Qu’est-ce qu’on te disait ?

Martinez.

Il ne faut pas que Votre Altesse attache de l’importance à ce qu’il me disait, car ce n’est que le premier garçon du marchand des soieries de la rue du Callao… Et je ne devrais peut-être pas redire à Votre Altesse les propos que tiennent les personnes de cette classe… Votre Altesse ne daignera peut-être pas les entendre, mais enfin, Votre Altesse m’a commandé de dire ce que je sais, et je ne puis dire que ce qu’on m’a dit.

Le Vice-Roi.

Corps du Christ ! dis donc ce qu’on t’a dit.

Martinez.

Ce jeune homme, qu’on appelle Luis Lopez, et qui appartient d’ailleurs à une honnête famille, m’a dit, comme nous parlions de soieries, qu’il avait vendu l’autre jour huit aunes de satin cramoisi au capitaine Hernan Aguirre, qui l’avait payé, sans marchander, dix ducats l’aune.

Le Vice-Roi

Au fait !

Martinez.

Eh bien ! monseigneur, Luis Lopez prétendait avoir vu ce même satin cramoisi façonné en robe, et porté par la señora Perichole.

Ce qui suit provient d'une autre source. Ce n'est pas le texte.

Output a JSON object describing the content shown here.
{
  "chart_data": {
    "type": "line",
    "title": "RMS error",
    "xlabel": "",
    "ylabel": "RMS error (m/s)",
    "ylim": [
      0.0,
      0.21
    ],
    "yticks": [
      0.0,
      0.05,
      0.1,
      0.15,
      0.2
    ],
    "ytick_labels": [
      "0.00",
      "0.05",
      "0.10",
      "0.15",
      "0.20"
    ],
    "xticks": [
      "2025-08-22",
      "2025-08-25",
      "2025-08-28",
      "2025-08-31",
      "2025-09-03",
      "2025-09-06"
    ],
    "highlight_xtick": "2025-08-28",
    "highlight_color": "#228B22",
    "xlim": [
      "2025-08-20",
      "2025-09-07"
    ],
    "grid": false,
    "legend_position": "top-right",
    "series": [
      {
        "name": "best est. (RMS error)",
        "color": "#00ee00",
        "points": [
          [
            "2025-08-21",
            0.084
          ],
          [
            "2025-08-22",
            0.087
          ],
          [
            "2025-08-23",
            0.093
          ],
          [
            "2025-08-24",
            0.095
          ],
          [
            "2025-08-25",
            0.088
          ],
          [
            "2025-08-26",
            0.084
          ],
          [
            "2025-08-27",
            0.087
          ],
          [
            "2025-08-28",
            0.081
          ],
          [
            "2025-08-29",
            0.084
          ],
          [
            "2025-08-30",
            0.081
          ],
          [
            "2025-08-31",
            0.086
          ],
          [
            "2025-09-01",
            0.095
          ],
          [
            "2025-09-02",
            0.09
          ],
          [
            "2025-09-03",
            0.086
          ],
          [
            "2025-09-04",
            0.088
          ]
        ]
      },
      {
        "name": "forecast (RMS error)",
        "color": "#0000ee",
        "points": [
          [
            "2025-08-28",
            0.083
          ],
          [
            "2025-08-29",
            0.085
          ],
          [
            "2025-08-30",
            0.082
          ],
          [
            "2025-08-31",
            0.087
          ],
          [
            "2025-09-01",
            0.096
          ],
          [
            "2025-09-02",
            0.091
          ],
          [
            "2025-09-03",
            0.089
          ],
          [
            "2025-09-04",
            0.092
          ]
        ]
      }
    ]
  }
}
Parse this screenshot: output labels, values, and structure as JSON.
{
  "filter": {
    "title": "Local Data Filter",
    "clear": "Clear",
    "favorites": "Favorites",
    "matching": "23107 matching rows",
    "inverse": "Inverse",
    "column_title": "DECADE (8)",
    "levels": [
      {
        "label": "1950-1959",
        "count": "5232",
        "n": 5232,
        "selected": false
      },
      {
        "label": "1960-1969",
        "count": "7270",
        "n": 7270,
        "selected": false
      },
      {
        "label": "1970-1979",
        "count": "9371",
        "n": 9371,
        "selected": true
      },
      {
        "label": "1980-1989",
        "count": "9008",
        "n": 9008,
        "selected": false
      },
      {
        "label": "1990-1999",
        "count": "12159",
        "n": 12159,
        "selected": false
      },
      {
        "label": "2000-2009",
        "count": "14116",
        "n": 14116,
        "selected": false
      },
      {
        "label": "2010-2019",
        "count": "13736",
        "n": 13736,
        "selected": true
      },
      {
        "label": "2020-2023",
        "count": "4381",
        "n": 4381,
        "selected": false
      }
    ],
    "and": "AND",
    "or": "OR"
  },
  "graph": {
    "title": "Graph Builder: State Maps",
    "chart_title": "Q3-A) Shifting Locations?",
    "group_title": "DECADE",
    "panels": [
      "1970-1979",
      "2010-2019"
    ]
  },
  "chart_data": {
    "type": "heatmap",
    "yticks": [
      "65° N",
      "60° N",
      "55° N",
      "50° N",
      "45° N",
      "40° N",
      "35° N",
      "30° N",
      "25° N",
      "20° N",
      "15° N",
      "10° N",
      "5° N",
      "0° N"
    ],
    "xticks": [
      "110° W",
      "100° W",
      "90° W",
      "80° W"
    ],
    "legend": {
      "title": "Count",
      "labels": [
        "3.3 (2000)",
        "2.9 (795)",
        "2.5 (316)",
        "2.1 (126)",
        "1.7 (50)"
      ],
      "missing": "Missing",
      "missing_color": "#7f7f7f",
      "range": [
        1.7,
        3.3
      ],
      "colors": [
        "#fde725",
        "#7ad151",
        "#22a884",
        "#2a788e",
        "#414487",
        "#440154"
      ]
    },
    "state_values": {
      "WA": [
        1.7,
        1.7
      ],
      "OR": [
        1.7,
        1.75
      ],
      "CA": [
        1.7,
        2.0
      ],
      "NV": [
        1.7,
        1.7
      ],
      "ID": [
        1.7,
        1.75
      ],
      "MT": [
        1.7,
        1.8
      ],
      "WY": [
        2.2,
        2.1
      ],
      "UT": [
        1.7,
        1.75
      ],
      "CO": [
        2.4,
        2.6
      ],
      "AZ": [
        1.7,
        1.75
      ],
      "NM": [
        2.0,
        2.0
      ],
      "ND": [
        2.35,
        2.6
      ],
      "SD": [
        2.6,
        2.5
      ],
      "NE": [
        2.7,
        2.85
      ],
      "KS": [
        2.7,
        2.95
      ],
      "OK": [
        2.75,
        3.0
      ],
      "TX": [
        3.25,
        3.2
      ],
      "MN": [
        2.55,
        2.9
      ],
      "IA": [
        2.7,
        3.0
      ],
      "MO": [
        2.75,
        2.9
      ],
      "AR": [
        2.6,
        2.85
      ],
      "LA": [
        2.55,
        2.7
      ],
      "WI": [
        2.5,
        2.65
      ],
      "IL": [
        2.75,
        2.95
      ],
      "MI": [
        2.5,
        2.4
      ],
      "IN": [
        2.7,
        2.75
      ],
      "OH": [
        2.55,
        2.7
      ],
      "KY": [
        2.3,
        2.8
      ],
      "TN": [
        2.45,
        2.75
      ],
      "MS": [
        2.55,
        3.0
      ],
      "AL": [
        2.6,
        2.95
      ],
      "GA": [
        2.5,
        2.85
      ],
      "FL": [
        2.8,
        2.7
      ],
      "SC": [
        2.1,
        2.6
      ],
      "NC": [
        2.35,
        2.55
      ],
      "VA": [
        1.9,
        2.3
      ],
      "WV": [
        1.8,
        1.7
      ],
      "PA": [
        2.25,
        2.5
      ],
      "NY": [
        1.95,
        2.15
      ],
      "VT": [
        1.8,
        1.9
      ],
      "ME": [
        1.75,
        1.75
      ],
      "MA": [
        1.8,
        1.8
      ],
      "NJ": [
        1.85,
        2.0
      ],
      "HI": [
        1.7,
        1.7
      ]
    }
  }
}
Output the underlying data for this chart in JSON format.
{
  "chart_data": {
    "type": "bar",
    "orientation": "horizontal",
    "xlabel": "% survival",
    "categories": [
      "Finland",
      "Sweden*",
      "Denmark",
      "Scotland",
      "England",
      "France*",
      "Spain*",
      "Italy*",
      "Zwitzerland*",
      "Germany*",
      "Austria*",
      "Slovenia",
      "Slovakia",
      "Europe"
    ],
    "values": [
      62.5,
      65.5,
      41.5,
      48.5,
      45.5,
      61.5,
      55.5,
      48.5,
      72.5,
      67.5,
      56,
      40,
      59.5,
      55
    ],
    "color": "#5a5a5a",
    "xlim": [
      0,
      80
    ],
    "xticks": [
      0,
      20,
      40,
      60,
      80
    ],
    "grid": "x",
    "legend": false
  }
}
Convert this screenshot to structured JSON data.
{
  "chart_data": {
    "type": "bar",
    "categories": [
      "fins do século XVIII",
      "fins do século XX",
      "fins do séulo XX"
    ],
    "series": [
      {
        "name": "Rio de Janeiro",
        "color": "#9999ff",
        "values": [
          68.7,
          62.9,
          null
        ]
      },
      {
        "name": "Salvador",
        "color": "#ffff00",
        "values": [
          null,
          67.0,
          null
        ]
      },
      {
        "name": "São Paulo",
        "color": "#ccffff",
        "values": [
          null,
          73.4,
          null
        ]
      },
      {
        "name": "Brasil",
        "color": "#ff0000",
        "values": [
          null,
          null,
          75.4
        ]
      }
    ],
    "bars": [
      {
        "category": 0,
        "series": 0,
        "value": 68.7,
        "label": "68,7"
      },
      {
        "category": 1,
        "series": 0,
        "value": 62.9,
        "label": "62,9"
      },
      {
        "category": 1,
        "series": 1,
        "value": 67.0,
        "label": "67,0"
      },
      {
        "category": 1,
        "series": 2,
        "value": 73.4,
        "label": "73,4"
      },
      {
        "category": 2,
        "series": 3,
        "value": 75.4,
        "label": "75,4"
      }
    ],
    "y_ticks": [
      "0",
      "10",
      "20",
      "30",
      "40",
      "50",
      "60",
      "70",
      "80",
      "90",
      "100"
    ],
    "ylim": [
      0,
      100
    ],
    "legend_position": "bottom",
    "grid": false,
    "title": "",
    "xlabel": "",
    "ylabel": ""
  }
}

Vous souvenez-vous de la robe qu’elle avait dimanche soir ? C’est celle-là même. — Mais rien de plus probable que Luis Lopez se sera trompé… d’autant plus que le capitaine en payant disait : « Je ne marchande pas, car c’est pour ma maîtresse. »

Le Vice-Roi.

Pour sa maîtresse !

Martinez.

Preuve, selon moi, qu’il se trompait… Moi, je lui ai parlé vertement, et je lui ai dit ce que je pensais de sa belle histoire… Mais, si je l’avais cru, il m’en aurait conté bien d’autres.